La nouvelle stratégie fédérale est plutôt en phase avec celle du gouvernement du Québec, qui en ce domaine a posé les jalons. Sa définition de la pauvreté, notamment, est presque identique à celle de la loi québécoise : « La condition dans laquelle se trouve une personne qui est privée des ressources, des moyens, des choix et du pouvoir nécessaires pour atteindre et maintenir un niveau de vie de base et pour favoriser son intégration et sa participation à la société. » La mesure phare pour jauger les progrès accomplis est également la même, soit la mesure du panier de consommation (MPC) établie par Statistique Canada. Cette mesure est même élevée au rang de seuil officiel de la pauvreté au Canada, ce qui donne au problème une reconnaissance formelle qu’il n’a jamais eue au pays.
Le choix de la MPC comme seuil officiel me semble judicieux. Pour des raisons que j’ai déjà expliquées, cette mesure constitue un bon indicateur, car il tient compte de la couverture des besoins de base dans les différentes régions du pays, et fait porter le regard sur les conditions de vie réelles des personnes en situation de pauvreté.
L’approche fédérale est cependant moins prudente que celle retenue à Québec, où la MPC est vue non pas comme le seuil de la pauvreté, mais plutôt comme une « mesure de référence pour suivre les situations de pauvreté sous l’angle de la satisfaction des besoins de base ».
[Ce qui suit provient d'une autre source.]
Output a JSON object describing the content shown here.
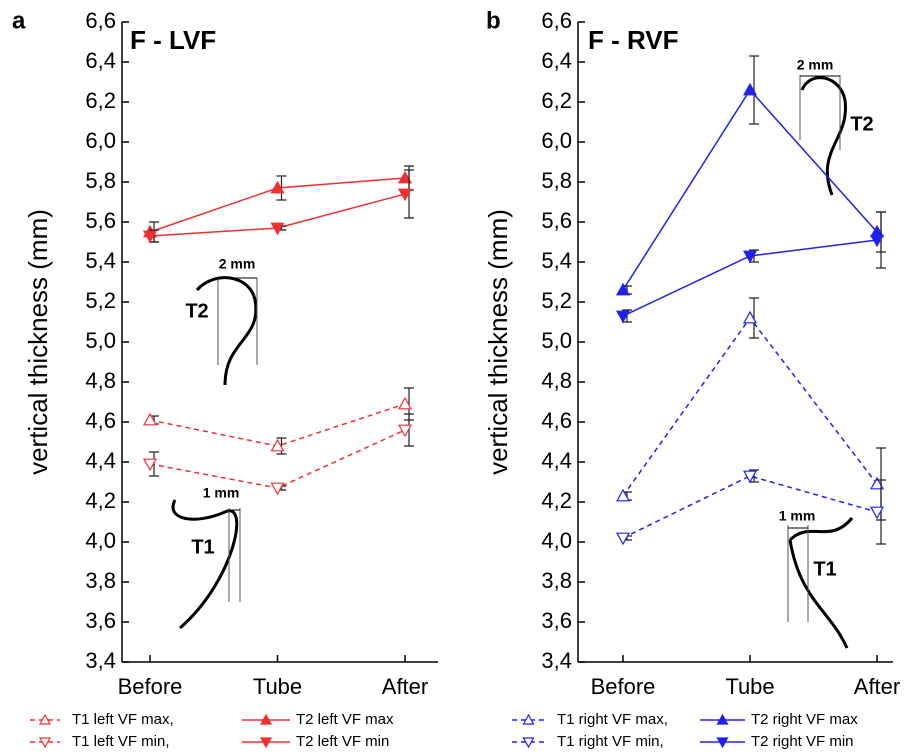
{
  "chart_data": [
    {
      "type": "line",
      "panel": "a",
      "title": "F - LVF",
      "y_label": "vertical thickness (mm)",
      "categories": [
        "Before",
        "Tube",
        "After"
      ],
      "ylim": [
        3.4,
        6.6
      ],
      "yticks": [
        {
          "value": 3.4,
          "label": "3,4"
        },
        {
          "value": 3.6,
          "label": "3,6"
        },
        {
          "value": 3.8,
          "label": "3,8"
        },
        {
          "value": 4.0,
          "label": "4,0"
        },
        {
          "value": 4.2,
          "label": "4,2"
        },
        {
          "value": 4.4,
          "label": "4,4"
        },
        {
          "value": 4.6,
          "label": "4,6"
        },
        {
          "value": 4.8,
          "label": "4,8"
        },
        {
          "value": 5.0,
          "label": "5,0"
        },
        {
          "value": 5.2,
          "label": "5,2"
        },
        {
          "value": 5.4,
          "label": "5,4"
        },
        {
          "value": 5.6,
          "label": "5,6"
        },
        {
          "value": 5.8,
          "label": "5,8"
        },
        {
          "value": 6.0,
          "label": "6,0"
        },
        {
          "value": 6.2,
          "label": "6,2"
        },
        {
          "value": 6.4,
          "label": "6,4"
        },
        {
          "value": 6.6,
          "label": "6,6"
        }
      ],
      "annotations": [
        "2 mm",
        "T2",
        "1 mm",
        "T1"
      ],
      "series": [
        {
          "name": "T1 left VF max,",
          "color": "#f03030",
          "line_style": "dashed",
          "marker": "triangle-up",
          "filled": false,
          "values": [
            4.61,
            4.48,
            4.69
          ],
          "errors": [
            0.02,
            0.04,
            0.08
          ]
        },
        {
          "name": "T2 left VF max",
          "color": "#f03030",
          "line_style": "solid",
          "marker": "triangle-up",
          "filled": true,
          "values": [
            5.55,
            5.77,
            5.82
          ],
          "errors": [
            0.05,
            0.06,
            0.06
          ]
        },
        {
          "name": "T1 left VF min,",
          "color": "#f03030",
          "line_style": "dashed",
          "marker": "triangle-down",
          "filled": false,
          "values": [
            4.39,
            4.27,
            4.56
          ],
          "errors": [
            0.06,
            0.01,
            0.08
          ]
        },
        {
          "name": "T2 left VF min",
          "color": "#f03030",
          "line_style": "solid",
          "marker": "triangle-down",
          "filled": true,
          "values": [
            5.53,
            5.57,
            5.74
          ],
          "errors": [
            0.03,
            0.01,
            0.12
          ]
        }
      ]
    },
    {
      "type": "line",
      "panel": "b",
      "title": "F - RVF",
      "y_label": "vertical thickness (mm)",
      "categories": [
        "Before",
        "Tube",
        "After"
      ],
      "ylim": [
        3.4,
        6.6
      ],
      "yticks": [
        {
          "value": 3.4,
          "label": "3,4"
        },
        {
          "value": 3.6,
          "label": "3,6"
        },
        {
          "value": 3.8,
          "label": "3,8"
        },
        {
          "value": 4.0,
          "label": "4,0"
        },
        {
          "value": 4.2,
          "label": "4,2"
        },
        {
          "value": 4.4,
          "label": "4,4"
        },
        {
          "value": 4.6,
          "label": "4,6"
        },
        {
          "value": 4.8,
          "label": "4,8"
        },
        {
          "value": 5.0,
          "label": "5,0"
        },
        {
          "value": 5.2,
          "label": "5,2"
        },
        {
          "value": 5.4,
          "label": "5,4"
        },
        {
          "value": 5.6,
          "label": "5,6"
        },
        {
          "value": 5.8,
          "label": "5,8"
        },
        {
          "value": 6.0,
          "label": "6,0"
        },
        {
          "value": 6.2,
          "label": "6,2"
        },
        {
          "value": 6.4,
          "label": "6,4"
        },
        {
          "value": 6.6,
          "label": "6,6"
        }
      ],
      "annotations": [
        "2 mm",
        "T2",
        "1 mm",
        "T1"
      ],
      "series": [
        {
          "name": "T1 right VF max,",
          "color": "#2020f0",
          "line_style": "dashed",
          "marker": "triangle-up",
          "filled": false,
          "values": [
            4.23,
            5.12,
            4.29
          ],
          "errors": [
            0.02,
            0.1,
            0.18
          ]
        },
        {
          "name": "T2 right VF max",
          "color": "#2020f0",
          "line_style": "solid",
          "marker": "triangle-up",
          "filled": true,
          "values": [
            5.26,
            6.26,
            5.55
          ],
          "errors": [
            0.02,
            0.17,
            0.1
          ]
        },
        {
          "name": "T1 right VF min,",
          "color": "#2020f0",
          "line_style": "dashed",
          "marker": "triangle-down",
          "filled": false,
          "values": [
            4.02,
            4.33,
            4.15
          ],
          "errors": [
            0.01,
            0.03,
            0.16
          ]
        },
        {
          "name": "T2 right VF min",
          "color": "#2020f0",
          "line_style": "solid",
          "marker": "triangle-down",
          "filled": true,
          "values": [
            5.13,
            5.43,
            5.51
          ],
          "errors": [
            0.03,
            0.03,
            0.14
          ]
        }
      ]
    }
  ]
}
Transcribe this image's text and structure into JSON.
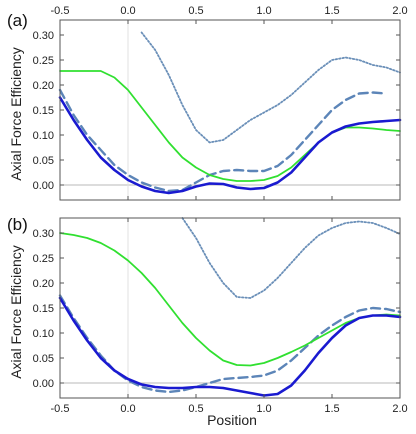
{
  "figure": {
    "ylabel": "Axial Force Efficiency",
    "xlabel": "Position"
  },
  "chart_data": [
    {
      "type": "line",
      "panel_label": "(a)",
      "xlim": [
        -0.5,
        2.0
      ],
      "ylim": [
        -0.03,
        0.33
      ],
      "x_ticks": [
        -0.5,
        0.0,
        0.5,
        1.0,
        1.5,
        2.0
      ],
      "x_tick_labels_top": [
        "-0.5",
        "0.0",
        "0.5",
        "1.0",
        "1.5",
        "2.0"
      ],
      "y_ticks": [
        0.0,
        0.05,
        0.1,
        0.15,
        0.2,
        0.25,
        0.3
      ],
      "y_tick_labels": [
        "0.00",
        "0.05",
        "0.10",
        "0.15",
        "0.20",
        "0.25",
        "0.30"
      ],
      "reference_lines": {
        "y": 0,
        "x": 0
      },
      "series": [
        {
          "color": "#6a8fb8",
          "style": "dotted",
          "x": [
            0.1,
            0.2,
            0.3,
            0.4,
            0.5,
            0.6,
            0.7,
            0.8,
            0.9,
            1.0,
            1.1,
            1.2,
            1.3,
            1.4,
            1.5,
            1.6,
            1.7,
            1.8,
            1.9,
            2.0
          ],
          "y": [
            0.305,
            0.27,
            0.22,
            0.16,
            0.11,
            0.085,
            0.09,
            0.11,
            0.13,
            0.145,
            0.16,
            0.18,
            0.205,
            0.23,
            0.25,
            0.255,
            0.25,
            0.24,
            0.235,
            0.225
          ]
        },
        {
          "color": "#5c85b8",
          "style": "dashed",
          "x": [
            -0.5,
            -0.4,
            -0.3,
            -0.2,
            -0.1,
            0.0,
            0.1,
            0.2,
            0.3,
            0.4,
            0.5,
            0.6,
            0.7,
            0.8,
            0.9,
            1.0,
            1.1,
            1.2,
            1.3,
            1.4,
            1.5,
            1.6,
            1.7,
            1.8,
            1.9
          ],
          "y": [
            0.19,
            0.14,
            0.1,
            0.07,
            0.04,
            0.02,
            0.005,
            -0.005,
            -0.012,
            -0.01,
            0.005,
            0.02,
            0.028,
            0.03,
            0.028,
            0.028,
            0.038,
            0.06,
            0.09,
            0.12,
            0.15,
            0.17,
            0.183,
            0.185,
            0.183
          ]
        },
        {
          "color": "#30e030",
          "style": "solid",
          "x": [
            -0.5,
            -0.4,
            -0.3,
            -0.2,
            -0.1,
            0.0,
            0.1,
            0.2,
            0.3,
            0.4,
            0.5,
            0.6,
            0.7,
            0.8,
            0.9,
            1.0,
            1.1,
            1.2,
            1.3,
            1.4,
            1.5,
            1.6,
            1.7,
            1.8,
            1.9,
            2.0
          ],
          "y": [
            0.228,
            0.228,
            0.228,
            0.228,
            0.215,
            0.19,
            0.155,
            0.12,
            0.085,
            0.055,
            0.035,
            0.02,
            0.012,
            0.008,
            0.008,
            0.01,
            0.018,
            0.035,
            0.06,
            0.085,
            0.105,
            0.115,
            0.115,
            0.113,
            0.11,
            0.108
          ]
        },
        {
          "color": "#1a1ad0",
          "style": "solid",
          "x": [
            -0.5,
            -0.4,
            -0.3,
            -0.2,
            -0.1,
            0.0,
            0.1,
            0.2,
            0.3,
            0.4,
            0.5,
            0.6,
            0.7,
            0.8,
            0.9,
            1.0,
            1.1,
            1.2,
            1.3,
            1.4,
            1.5,
            1.6,
            1.7,
            1.8,
            1.9,
            2.0
          ],
          "y": [
            0.175,
            0.13,
            0.09,
            0.055,
            0.03,
            0.01,
            -0.003,
            -0.012,
            -0.016,
            -0.012,
            -0.003,
            0.003,
            0.002,
            -0.005,
            -0.008,
            -0.006,
            0.005,
            0.025,
            0.055,
            0.085,
            0.105,
            0.117,
            0.123,
            0.126,
            0.128,
            0.13
          ]
        }
      ]
    },
    {
      "type": "line",
      "panel_label": "(b)",
      "xlim": [
        -0.5,
        2.0
      ],
      "ylim": [
        -0.03,
        0.33
      ],
      "x_ticks": [
        -0.5,
        0.0,
        0.5,
        1.0,
        1.5,
        2.0
      ],
      "x_tick_labels": [
        "-0.5",
        "0.0",
        "0.5",
        "1.0",
        "1.5",
        "2.0"
      ],
      "y_ticks": [
        0.0,
        0.05,
        0.1,
        0.15,
        0.2,
        0.25,
        0.3
      ],
      "y_tick_labels": [
        "0.00",
        "0.05",
        "0.10",
        "0.15",
        "0.20",
        "0.25",
        "0.30"
      ],
      "reference_lines": {
        "y": 0,
        "x": 0
      },
      "series": [
        {
          "color": "#6a8fb8",
          "style": "dotted",
          "x": [
            0.4,
            0.5,
            0.6,
            0.7,
            0.8,
            0.9,
            1.0,
            1.1,
            1.2,
            1.3,
            1.4,
            1.5,
            1.6,
            1.7,
            1.8,
            1.9,
            2.0
          ],
          "y": [
            0.33,
            0.29,
            0.24,
            0.2,
            0.172,
            0.17,
            0.185,
            0.21,
            0.24,
            0.27,
            0.295,
            0.31,
            0.32,
            0.323,
            0.32,
            0.31,
            0.298
          ]
        },
        {
          "color": "#5c85b8",
          "style": "dashed",
          "x": [
            -0.5,
            -0.4,
            -0.3,
            -0.2,
            -0.1,
            0.0,
            0.1,
            0.2,
            0.3,
            0.4,
            0.5,
            0.6,
            0.7,
            0.8,
            0.9,
            1.0,
            1.1,
            1.2,
            1.3,
            1.4,
            1.5,
            1.6,
            1.7,
            1.8,
            1.9,
            2.0
          ],
          "y": [
            0.175,
            0.13,
            0.09,
            0.055,
            0.025,
            0.005,
            -0.008,
            -0.015,
            -0.018,
            -0.015,
            -0.008,
            0.0,
            0.008,
            0.01,
            0.012,
            0.015,
            0.025,
            0.045,
            0.07,
            0.095,
            0.115,
            0.132,
            0.145,
            0.15,
            0.148,
            0.142
          ]
        },
        {
          "color": "#30e030",
          "style": "solid",
          "x": [
            -0.5,
            -0.4,
            -0.3,
            -0.2,
            -0.1,
            0.0,
            0.1,
            0.2,
            0.3,
            0.4,
            0.5,
            0.6,
            0.7,
            0.8,
            0.9,
            1.0,
            1.1,
            1.2,
            1.3,
            1.4,
            1.5,
            1.6,
            1.7,
            1.8,
            1.9,
            2.0
          ],
          "y": [
            0.3,
            0.296,
            0.29,
            0.28,
            0.265,
            0.245,
            0.22,
            0.19,
            0.155,
            0.12,
            0.09,
            0.065,
            0.045,
            0.036,
            0.035,
            0.04,
            0.05,
            0.062,
            0.075,
            0.09,
            0.105,
            0.12,
            0.13,
            0.135,
            0.137,
            0.135
          ]
        },
        {
          "color": "#1a1ad0",
          "style": "solid",
          "x": [
            -0.5,
            -0.4,
            -0.3,
            -0.2,
            -0.1,
            0.0,
            0.1,
            0.2,
            0.3,
            0.4,
            0.5,
            0.6,
            0.7,
            0.8,
            0.9,
            1.0,
            1.1,
            1.2,
            1.3,
            1.4,
            1.5,
            1.6,
            1.7,
            1.8,
            1.9,
            2.0
          ],
          "y": [
            0.17,
            0.125,
            0.085,
            0.05,
            0.025,
            0.008,
            -0.003,
            -0.008,
            -0.01,
            -0.01,
            -0.008,
            -0.008,
            -0.01,
            -0.015,
            -0.02,
            -0.025,
            -0.022,
            -0.005,
            0.025,
            0.06,
            0.09,
            0.115,
            0.13,
            0.135,
            0.135,
            0.132
          ]
        }
      ]
    }
  ]
}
Quelle différence cette précision représente-t-elle ? D’abord, la formulation retenue au Québec permet de voir qu’il existe plus d’un seuil possible. Pour faire des comparaisons internationales, par exemple, il est nécessaire, comme le reconnaît le document fédéral, d’utiliser la mesure du faible revenu (MFR), soit un taux basé sur un seuil de 50 % ou 60 % du revenu médian d’un pays. Je suggérais récemment une approche semblable pour les comparaisons entre provinces, avec un revenu médian provincial.
En parlant uniquement d’une mesure de référence, l’approche québécoise invite aussi à la prudence avant d’évoquer des sorties de la pauvreté. Un ménage tout près du seuil officiel de la pauvreté n’est pas automatiquement tiré d’affaire si on lui donne 100 dollars. Une zone, autour du seuil de la MPC, demeure caractérisée par une grande précarité, surtout quand on considère la vie des personnes et des ménages dans la durée.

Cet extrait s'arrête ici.